The company's assertion comes after it carried out an internal audit of all its applications after news broke on Sunday that Russian state-sponsored hackers breached its internal network and inserted malware inside Orion, a network monitoring and inventory platform.
The malware, named SUNBURST (or Solorigate), was inserted in Orion app versions 2019.4 through 2020.2.1, released between March 2020 and June 2020.
"We have scanned the code of all our software products for markers similar to those used in the attack on our Orion Platform products identified above, and we have found no evidence that other versions of our Orion Platform products or our other products contain those markers," the company said today.
"We have also found no evidence that our SolarWinds MSP products, including RMM and N-central, and any of our free tools or agents contain the markers mentioned above," it added in an update to a security advisory it initially published on Sunday.

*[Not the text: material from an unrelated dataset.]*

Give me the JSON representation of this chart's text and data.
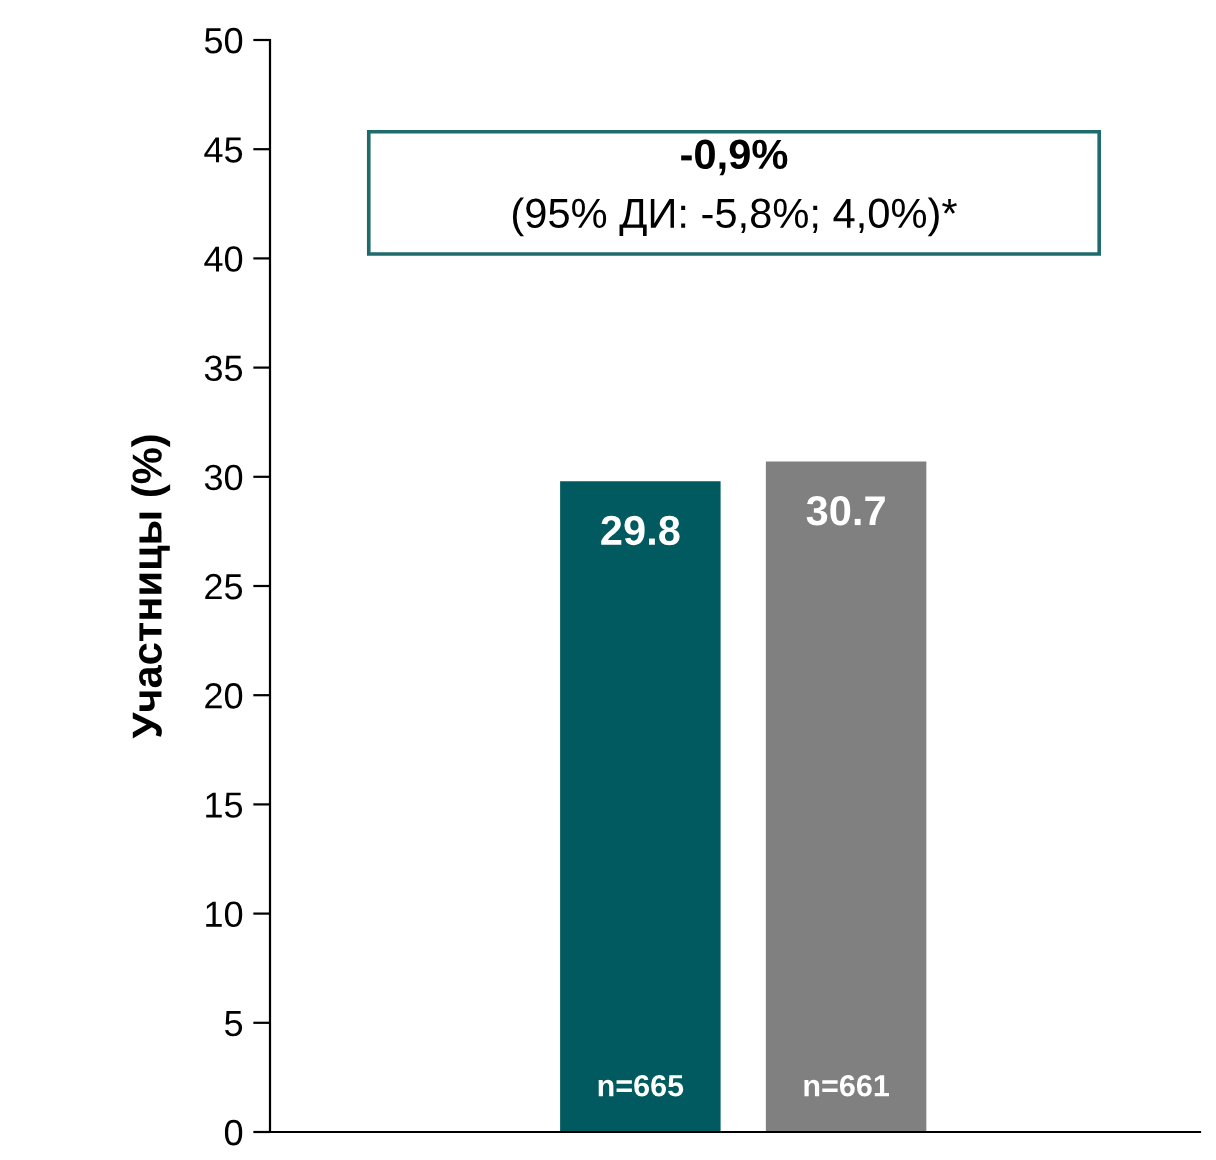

But while SolarWinds was happy that the malware didn't make its way into other products, the fact that it made it into Orion, one of its most popular offerings, was more than enough.
In SEC filings on Monday, SolarWinds said that of its 300,000 total customers, more than 33,000 used the Orion platform, and about 18,000 downloaded the malware-laced versions.
However, hackers didn't bother accessing the networks of all these companies; instead, only restricting themselves to breaking into a few selected targets. At the time of writing, the list of known victims hacked by using the Orion platform as an entry point includes the likes of:
US cybersecurity firm FireEye
The US Treasury Department
The US Department of Commerce's National Telecommunications and Information Administration (NTIA)
The Department of Health's National Institutes of Health (NIH)
The Cybersecurity and Infrastructure Agency (CISA)
The Department of Homeland Security (DHS)
The US Department of State
New Orion update released today to remove malware components
Currently, SolarWinds is in damage control mode and is trying to restrict the extent of the hack. The company has worked since last week to put together a new Orion app update that removes any traces of the malware from infected systems.
Although the hackers stopped inserting their malware inside the Orion binaries since June and subsequent Orion updates were clean, pieces of the SUNBURST malware remained on infected systems and could have been abused for future attacks.